As catedrais góticas são reversões filogenicas aos antigos santuários na floresta.

O Gótico representa a fusão da vida vegetal e animal na floresta enquanto que o Barroco é uma expressão da luxúria do homem na cidade. O Barroco substituía o recalque de centenas de anos de cristianismo, substituía as necessidades orgiásticas e os feitos violentos do culto do Herói afastado, porque o Barroco era essencialmente lúbrico. A repressão ao Culto do Herói trazia um Barroco asfixiando e enterrando o cristianismo, precipitando o aparecimento de pensamentos dissolventes e trazendo o espírito secular que era início de internacionalização do espírito.

O Gótico é uma expressão e uma sobrevivência do Culto do Herói. Seria uma sobrevivência encapada e escondida em estado latente dentro de camadas antigas e quando se manifesta aparece como um fenômeno de reversão.

O Gótico mui apropriadamente aparece antes do Barroco assim como a floresta se encontra antes da cidade, o que nos leva a crer que o temperamento caracterizado pelo Gótico antecede também ao temperamento Barroco.

Não se pode dizer que o Gótico seja mais telúrico que o Barroco; as forças aglutinadoras do animal e do vegetal na floresta são tão telúricas quanto a luxúria do citadino, apenas a luxúria proveniente da aglutinação do animal e do vegetal na floresta é forçosamente anterior à luxúria do homem em virtude de suas posições na escala evolutiva.

A luxúria das selvas e a luxúria do citadino se apresentam como duas expressões fundamentais de temperamentos, a primeira produzindo o temperamento esquizotímico e a segunda o temperamento ciclotímico.

As selvas se encontram nos baixos planos enquanto que as cidades-massas de alvenaria se assemelham e identificam às rochas desnudas e de fato se situam com maior freqüência em cima dos picos e elevações e são formadas em torno de castelos que exerciam funções de defesa. Isto nos leva a crer na existência de um temperamento de baixo plano e na existência de um temperamento de montanha diferente do primeiro.

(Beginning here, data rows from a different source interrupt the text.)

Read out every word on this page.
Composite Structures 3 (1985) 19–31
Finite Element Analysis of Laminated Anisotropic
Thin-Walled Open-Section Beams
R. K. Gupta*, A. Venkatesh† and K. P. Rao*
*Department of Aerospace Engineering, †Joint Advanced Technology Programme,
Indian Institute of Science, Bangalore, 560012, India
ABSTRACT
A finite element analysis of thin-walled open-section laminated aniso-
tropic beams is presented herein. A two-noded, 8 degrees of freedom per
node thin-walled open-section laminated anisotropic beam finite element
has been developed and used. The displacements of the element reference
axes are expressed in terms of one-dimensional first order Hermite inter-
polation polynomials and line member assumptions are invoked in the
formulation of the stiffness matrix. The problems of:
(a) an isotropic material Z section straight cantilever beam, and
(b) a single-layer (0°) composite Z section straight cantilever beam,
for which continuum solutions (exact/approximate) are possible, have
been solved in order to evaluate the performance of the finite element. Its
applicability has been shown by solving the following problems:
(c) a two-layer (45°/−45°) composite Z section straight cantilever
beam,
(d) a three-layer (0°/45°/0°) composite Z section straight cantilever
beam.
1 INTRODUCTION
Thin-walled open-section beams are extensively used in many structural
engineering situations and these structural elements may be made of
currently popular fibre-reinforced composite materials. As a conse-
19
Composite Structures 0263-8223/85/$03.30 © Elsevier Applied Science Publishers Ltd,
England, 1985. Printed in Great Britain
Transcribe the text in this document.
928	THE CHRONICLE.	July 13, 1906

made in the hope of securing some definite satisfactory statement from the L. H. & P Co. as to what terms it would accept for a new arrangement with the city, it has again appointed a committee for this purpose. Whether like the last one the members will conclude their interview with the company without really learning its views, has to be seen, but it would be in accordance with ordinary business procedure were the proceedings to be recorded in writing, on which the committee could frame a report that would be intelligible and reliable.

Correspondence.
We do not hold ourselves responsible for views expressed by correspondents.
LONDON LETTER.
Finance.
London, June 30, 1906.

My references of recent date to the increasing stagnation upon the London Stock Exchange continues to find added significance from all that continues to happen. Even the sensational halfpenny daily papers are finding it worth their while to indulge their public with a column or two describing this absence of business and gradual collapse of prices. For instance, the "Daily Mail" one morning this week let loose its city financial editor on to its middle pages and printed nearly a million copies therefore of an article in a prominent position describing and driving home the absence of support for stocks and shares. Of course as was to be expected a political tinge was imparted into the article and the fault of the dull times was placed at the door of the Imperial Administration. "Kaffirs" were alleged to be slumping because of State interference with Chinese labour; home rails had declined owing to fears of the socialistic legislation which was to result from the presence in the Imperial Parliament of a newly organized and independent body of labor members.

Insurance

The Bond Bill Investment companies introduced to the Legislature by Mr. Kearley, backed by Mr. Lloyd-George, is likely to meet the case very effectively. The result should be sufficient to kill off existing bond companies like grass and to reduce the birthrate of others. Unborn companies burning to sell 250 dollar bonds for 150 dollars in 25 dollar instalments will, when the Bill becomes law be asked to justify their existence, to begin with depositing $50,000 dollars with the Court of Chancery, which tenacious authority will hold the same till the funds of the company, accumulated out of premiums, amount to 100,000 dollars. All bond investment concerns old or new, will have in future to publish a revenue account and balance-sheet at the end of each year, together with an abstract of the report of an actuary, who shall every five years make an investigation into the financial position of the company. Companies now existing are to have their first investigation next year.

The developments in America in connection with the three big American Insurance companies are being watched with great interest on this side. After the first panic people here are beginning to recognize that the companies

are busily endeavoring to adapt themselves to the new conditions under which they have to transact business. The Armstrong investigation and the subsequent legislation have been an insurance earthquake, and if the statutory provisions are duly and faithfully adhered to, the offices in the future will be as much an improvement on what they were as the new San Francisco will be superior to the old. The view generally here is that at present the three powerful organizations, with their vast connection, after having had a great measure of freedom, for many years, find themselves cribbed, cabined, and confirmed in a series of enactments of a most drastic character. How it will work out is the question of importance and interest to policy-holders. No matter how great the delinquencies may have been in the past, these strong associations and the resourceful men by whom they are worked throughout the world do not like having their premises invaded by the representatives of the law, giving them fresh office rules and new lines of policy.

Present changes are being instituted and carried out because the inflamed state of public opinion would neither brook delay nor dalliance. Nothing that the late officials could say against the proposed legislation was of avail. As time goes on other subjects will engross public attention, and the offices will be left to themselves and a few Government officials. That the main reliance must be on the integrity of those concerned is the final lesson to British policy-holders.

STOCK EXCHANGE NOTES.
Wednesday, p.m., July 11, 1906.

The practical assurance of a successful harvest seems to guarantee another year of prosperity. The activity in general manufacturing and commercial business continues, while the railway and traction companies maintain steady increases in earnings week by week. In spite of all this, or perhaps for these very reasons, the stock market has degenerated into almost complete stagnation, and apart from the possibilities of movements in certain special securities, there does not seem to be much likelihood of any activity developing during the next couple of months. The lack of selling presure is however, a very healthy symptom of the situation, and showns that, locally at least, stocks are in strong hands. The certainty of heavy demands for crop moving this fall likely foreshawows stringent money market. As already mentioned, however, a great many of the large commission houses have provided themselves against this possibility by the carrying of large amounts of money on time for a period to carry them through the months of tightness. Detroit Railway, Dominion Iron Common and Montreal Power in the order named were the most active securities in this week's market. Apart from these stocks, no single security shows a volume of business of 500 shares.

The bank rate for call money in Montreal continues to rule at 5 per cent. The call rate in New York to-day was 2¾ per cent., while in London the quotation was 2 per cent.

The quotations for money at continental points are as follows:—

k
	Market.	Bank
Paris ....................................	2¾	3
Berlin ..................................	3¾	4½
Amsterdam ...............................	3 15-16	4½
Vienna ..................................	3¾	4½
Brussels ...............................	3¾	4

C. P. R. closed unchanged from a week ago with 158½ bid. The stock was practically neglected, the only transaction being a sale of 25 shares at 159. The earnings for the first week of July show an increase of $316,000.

Nas suas expressões mais típicas o homem de baixo plano seria alto, fino, com extremidades compridas e cabeça alongada enquanto que o homem da montanha seria baixo, largo e de cabeça larga. Semelhantes condições são encontradas entre as raças Nórdica e Alpina e na América do Sul observa-se que o habitante do Chaco Boreal é alto e comprido e à medida que nos aproximamos das montanhas o habitante muda de tipo, diminui (diminpi) em altura e ao alcançar os Andes na Bolívia, entre os povos Aymarás, o habitante torna-se baixo e largo e de cabeça arredondada e com membros curtos. O índio sorridente do baixo plano é substituído pelo índio taciturno, triste e sem sorriso em cima dos Andes.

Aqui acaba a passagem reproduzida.